Frankfurter Rundschau vom 21.12.04Auf einem Auge blind
Angriffe auf "Blick nach Rechts"
VON PETER NOWAK
Viel ist seit den rechten Wahlerfolgen in Sachsen und Brandenburg vom
verstärkten Kampf gegen alte und neue Nazis die Rede. Da müsste man
eigentlich gerne auf den Nachrichtendienst Blick nach Rechts (BnR)
zurückgreifen. Seit 20 Jahren liefert er solide Informationen über das
rechte Milieu. Jahrelang war er als Printausgabe zu beziehen; seit Juni ist
der Informationsdienst nur noch im Internet unter
www.bnr.de verfügbar. Er
wird von einem SPD-Verlag herausgegeben. Doch bis auf gelegentliche
Kommentare vom Bundestagspräsidenten Wolfgang Thierse spielt Parteipolitik
beim BnR keine Rolle. Man beobachtet die rechte Szene.

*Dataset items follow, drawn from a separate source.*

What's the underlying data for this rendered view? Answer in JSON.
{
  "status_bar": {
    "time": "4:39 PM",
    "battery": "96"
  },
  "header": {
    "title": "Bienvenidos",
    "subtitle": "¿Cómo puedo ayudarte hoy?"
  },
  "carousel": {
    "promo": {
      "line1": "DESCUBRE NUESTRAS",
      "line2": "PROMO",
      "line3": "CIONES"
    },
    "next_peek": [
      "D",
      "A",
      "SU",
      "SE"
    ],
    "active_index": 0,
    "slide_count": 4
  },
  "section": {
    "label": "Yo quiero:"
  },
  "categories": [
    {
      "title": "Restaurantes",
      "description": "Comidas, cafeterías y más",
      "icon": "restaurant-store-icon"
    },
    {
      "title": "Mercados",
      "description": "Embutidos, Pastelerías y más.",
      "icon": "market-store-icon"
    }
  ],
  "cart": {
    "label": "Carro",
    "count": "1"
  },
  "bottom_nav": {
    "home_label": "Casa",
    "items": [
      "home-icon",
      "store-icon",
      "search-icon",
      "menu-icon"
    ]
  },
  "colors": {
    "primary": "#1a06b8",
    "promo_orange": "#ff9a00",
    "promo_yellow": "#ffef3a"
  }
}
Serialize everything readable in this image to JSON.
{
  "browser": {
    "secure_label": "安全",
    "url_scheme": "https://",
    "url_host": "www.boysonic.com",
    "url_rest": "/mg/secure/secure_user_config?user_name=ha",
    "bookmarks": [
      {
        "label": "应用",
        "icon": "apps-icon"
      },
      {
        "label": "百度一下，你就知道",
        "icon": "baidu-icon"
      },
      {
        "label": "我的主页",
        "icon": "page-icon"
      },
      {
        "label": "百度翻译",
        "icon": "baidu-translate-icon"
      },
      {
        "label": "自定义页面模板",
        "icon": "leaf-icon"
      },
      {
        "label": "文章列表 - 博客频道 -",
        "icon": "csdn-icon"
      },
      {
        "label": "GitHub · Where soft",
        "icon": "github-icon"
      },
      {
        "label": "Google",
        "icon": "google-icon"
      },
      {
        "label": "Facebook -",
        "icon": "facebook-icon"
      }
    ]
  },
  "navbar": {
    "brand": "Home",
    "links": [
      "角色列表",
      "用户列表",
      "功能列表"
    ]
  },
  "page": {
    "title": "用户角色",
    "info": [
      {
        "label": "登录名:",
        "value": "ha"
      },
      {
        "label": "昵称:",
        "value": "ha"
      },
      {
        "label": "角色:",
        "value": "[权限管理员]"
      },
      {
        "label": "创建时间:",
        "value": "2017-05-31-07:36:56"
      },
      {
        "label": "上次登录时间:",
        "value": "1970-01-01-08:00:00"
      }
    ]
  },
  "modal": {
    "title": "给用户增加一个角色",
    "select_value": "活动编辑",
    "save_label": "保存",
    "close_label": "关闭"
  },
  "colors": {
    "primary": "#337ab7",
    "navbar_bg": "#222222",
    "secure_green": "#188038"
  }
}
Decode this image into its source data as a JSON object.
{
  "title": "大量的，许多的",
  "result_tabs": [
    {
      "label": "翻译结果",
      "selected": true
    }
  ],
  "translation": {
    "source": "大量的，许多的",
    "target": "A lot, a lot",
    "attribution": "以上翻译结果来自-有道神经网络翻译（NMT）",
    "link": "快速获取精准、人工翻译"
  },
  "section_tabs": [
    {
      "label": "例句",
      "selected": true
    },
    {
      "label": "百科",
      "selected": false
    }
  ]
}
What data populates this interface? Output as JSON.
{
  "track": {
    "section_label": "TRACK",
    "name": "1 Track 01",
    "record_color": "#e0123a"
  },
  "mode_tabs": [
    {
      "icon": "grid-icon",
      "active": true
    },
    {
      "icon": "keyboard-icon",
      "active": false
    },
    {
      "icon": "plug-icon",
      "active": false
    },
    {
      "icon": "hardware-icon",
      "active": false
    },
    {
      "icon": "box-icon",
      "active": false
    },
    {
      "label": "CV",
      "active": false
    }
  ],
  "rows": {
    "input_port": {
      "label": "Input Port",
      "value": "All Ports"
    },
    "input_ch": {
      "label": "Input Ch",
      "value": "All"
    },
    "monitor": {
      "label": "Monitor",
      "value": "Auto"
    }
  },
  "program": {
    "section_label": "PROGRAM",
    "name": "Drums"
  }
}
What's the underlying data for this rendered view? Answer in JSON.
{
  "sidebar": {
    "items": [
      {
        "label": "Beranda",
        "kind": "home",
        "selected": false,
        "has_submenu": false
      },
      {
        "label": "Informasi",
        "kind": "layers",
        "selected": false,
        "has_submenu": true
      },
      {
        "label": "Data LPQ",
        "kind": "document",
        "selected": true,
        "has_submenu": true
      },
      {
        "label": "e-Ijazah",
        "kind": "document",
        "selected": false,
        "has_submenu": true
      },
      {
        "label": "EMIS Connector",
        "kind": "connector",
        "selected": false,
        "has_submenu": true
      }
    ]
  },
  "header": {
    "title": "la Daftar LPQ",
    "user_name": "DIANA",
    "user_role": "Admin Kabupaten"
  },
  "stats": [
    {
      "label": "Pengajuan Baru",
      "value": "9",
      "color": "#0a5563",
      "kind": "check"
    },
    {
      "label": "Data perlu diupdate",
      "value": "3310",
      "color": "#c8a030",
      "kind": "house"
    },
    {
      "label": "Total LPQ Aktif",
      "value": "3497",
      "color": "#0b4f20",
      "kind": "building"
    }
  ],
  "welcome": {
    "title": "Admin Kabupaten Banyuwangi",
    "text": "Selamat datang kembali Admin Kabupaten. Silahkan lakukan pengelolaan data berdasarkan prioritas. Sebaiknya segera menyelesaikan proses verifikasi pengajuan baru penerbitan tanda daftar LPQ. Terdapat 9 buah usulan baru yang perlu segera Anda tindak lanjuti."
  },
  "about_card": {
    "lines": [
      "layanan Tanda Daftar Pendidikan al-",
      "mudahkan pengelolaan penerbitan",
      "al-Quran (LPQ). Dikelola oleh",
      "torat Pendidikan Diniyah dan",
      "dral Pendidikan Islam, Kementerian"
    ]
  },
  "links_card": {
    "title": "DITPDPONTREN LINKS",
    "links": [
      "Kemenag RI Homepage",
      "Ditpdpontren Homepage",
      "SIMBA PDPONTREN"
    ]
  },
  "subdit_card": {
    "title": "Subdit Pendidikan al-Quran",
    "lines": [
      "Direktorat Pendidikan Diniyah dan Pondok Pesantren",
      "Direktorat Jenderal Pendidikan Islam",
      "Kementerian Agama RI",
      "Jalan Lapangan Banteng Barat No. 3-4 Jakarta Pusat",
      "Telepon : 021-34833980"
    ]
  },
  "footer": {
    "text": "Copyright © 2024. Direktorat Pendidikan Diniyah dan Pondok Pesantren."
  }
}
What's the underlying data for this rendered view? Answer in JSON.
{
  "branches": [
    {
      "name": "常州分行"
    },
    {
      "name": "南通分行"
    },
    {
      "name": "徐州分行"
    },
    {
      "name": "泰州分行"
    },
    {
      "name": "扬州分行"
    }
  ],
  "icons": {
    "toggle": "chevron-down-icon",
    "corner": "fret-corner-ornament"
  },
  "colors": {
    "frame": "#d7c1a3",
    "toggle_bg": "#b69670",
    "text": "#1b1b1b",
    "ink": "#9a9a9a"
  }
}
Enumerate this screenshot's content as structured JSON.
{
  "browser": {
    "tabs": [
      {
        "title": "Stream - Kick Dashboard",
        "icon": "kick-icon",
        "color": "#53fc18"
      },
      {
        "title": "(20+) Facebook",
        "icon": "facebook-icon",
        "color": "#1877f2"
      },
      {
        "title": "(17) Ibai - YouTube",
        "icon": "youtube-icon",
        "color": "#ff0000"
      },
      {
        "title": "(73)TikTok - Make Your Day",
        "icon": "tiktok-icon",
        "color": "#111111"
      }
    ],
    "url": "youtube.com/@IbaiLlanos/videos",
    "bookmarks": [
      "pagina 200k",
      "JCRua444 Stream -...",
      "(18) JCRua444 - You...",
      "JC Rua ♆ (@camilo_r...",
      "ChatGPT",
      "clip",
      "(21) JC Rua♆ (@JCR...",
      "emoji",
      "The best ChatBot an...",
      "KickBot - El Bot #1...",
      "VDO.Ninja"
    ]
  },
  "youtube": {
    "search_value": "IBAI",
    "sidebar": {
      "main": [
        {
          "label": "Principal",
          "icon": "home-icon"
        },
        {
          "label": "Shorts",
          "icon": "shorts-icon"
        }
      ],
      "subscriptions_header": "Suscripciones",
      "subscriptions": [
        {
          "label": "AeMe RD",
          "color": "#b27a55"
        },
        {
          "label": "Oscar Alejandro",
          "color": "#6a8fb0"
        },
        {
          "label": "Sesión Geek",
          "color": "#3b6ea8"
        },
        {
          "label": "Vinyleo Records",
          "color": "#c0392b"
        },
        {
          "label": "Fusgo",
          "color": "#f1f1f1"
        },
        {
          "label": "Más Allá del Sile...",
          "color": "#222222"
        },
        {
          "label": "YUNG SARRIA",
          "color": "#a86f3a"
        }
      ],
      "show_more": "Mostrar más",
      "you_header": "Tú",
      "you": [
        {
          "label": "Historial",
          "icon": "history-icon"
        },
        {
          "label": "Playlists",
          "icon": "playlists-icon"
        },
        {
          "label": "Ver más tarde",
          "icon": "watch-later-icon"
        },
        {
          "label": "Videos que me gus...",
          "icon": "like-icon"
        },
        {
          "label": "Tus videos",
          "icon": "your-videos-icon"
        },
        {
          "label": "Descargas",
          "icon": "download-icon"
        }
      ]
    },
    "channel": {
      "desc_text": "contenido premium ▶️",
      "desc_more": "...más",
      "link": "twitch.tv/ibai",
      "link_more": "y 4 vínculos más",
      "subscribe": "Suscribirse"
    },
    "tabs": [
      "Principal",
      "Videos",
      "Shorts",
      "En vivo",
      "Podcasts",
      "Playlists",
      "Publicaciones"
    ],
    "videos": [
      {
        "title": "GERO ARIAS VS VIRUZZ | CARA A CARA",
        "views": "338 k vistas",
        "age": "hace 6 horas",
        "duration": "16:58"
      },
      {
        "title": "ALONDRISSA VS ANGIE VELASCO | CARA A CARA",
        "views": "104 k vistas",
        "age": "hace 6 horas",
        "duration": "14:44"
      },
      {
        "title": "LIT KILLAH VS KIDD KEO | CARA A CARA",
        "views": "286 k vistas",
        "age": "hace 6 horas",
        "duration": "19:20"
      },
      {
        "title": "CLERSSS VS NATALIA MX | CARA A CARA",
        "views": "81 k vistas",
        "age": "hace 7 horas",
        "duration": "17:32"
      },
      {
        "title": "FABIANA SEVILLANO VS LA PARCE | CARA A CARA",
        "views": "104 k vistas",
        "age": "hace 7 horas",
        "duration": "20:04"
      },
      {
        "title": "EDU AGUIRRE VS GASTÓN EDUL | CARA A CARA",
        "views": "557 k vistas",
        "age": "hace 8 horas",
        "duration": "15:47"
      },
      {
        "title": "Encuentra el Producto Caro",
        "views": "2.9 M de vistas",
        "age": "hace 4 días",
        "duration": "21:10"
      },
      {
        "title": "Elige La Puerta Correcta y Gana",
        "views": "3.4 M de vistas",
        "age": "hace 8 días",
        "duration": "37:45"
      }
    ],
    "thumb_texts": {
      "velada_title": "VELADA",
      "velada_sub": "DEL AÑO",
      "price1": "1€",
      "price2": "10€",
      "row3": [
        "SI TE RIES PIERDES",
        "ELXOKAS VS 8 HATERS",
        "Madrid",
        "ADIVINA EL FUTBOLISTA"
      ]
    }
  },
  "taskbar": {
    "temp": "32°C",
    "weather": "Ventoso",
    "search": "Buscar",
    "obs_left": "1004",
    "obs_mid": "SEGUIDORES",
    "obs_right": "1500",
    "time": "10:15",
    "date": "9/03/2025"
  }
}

Doch nun ist der BnR selber im Visier. Die CDU/CSU wollte in einer Kleinen
Anfrage mit dem Titel "Förderung linksextremistischer Gruppierungen durch
den Bundesminister des Innern sowie durch die Parlamentarische
Staatssekretärin beim Bundesminister des Innern, Ute Vogt MdB" von der
Bundesregierung wissen, ob das Bundesinnenministerium die Internetausgabe
des Blick nach Rechts finanziell fördert und ob die Bundesregierung und ihr
nachgeordnete Behörden den Informationsdienst abonniert haben.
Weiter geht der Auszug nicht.